Dei 15 sottotipi di virus aviari, H5N1 circolante dal 1997, è stato identificato come il più preoccupante proprio per la sua capacità di mutare rapidamente e di acquisire geni da virus che infettano altre specie animali. Gli uccelli che sopravvivono a H5N1 lo rilasciano per un periodo di almeno 10 giorni.

Dall’inizio del 2003, H5N1 ha effettuato una serie di salti di specie, acquisendo la capacità di contagiare anche gatti e topi, trasformandosi quindi in un problema di salute pubblica ben più preoccupante. La capacità del virus di infettare i maiali è nota da tempo, e quindi la promiscuità di esseri umani, maiali e pollame è notoriamente considerata un fattore di rischio elevato.

Nelle epidemie recenti, a partire dal 2003, è stata documentata la capacità di questo virus di contagiare direttamente anche gli esseri umani, causando forme acute di influenza che in molti casi hanno portato a morte. Il rischio principale, che fa temere l’avvento di una nuova pandemia dopo l’attuale e le tre che si sono verificate nel corso del XX secolo (1918, 1957, 1968), è che la compresenza del virus aviario con quello dell’influenza umana, in una persona infettata da entrambi, faciliti la ricombinazione di H5N1 e lo renda capace di trasmettersi nella popolazione umana.

Anche durante la pandemia di Coronavirus si sono verificati casi: tra maggio e agosto 2020 sette focolai di virus di influenza aviaria altamente patogeni (HPAI) del sottotipo H5N8 vengono registrati in Europa orientale, sei in Ungheria e uno in Bulgaria. Data l’esperienza degli anni precedenti, a settembre l’Autorità Europea per la Sicurezza Alimentare segnala la possibile diffusione nell’Europa meridionale e occidentale.

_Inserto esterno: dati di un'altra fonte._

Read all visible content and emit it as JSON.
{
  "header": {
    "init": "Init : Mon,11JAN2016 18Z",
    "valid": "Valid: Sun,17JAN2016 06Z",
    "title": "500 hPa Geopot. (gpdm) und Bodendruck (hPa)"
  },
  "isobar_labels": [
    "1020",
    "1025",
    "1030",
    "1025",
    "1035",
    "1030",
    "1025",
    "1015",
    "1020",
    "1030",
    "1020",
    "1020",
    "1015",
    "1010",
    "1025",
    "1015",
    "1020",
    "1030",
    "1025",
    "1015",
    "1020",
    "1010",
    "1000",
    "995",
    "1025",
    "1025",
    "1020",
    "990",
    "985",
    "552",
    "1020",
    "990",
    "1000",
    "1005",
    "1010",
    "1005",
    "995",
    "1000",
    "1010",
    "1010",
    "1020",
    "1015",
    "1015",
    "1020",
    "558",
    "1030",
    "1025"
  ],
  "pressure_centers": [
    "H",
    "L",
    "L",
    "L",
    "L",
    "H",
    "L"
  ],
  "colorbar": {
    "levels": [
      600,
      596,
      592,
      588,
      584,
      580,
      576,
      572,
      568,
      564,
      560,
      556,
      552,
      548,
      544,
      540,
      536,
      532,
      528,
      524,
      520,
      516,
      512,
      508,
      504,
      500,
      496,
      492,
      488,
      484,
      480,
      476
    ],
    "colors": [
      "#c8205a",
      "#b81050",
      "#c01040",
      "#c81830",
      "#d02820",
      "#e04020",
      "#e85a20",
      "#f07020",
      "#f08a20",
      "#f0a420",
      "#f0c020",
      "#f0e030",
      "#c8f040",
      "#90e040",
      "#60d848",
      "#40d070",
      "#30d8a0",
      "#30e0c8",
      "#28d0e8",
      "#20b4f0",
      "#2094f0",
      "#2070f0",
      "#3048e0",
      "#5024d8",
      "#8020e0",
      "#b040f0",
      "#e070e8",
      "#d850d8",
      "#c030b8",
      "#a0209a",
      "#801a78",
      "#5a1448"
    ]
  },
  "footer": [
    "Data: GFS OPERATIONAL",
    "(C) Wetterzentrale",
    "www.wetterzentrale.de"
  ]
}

Tra ottobre e novembre 2020 vengono documentati contagi di H5N8 nella popolazione di uccelli, sia selvatici che tenuti in cattività negli allevamenti, in Belgio,

Danimarca, Francia, Germania, Irlanda, Paesi Bassi, Svezia, Regno Unito, Croazia e Corsica. Tra la fine del 2020 e l’inizio del 2021 il virus colpisce duramente il Giappone, che si trova di fronte alla peggiore epidemia di aviaria della storia nazionale ed è costretto ad abbattere 3 milioni di polli infetti. Non va meglio alle anatre allevate per la produzione di foie gras in Francia, che vengono decimate. Sempre a gennaio il virus viene rinvenuto in nove stati dell’India e a Nuova Delhi viene ordinato di chiudere il mercato di Ghazipur, il suo più grande mercato all’ingrosso di pollame, lo zoo, i parchi con laghi e le riserve naturali.

A febbraio e a giugno di quest’anno accade qualcosa di molto preoccupante: vengono annunciati, per la prima volta, contagi nell’essere umano dei ceppi H5N8 e l’H10N3. Nel primo caso si tratta di sette lavoratori entrati a contatto con animali infetti in un allevamento in Russia. Nel secondo il paziente è un uomo che vive nella città di Zhenjiang della provincia cinese orientale del Jiangsu. Sono i primi casi noti di questo genere.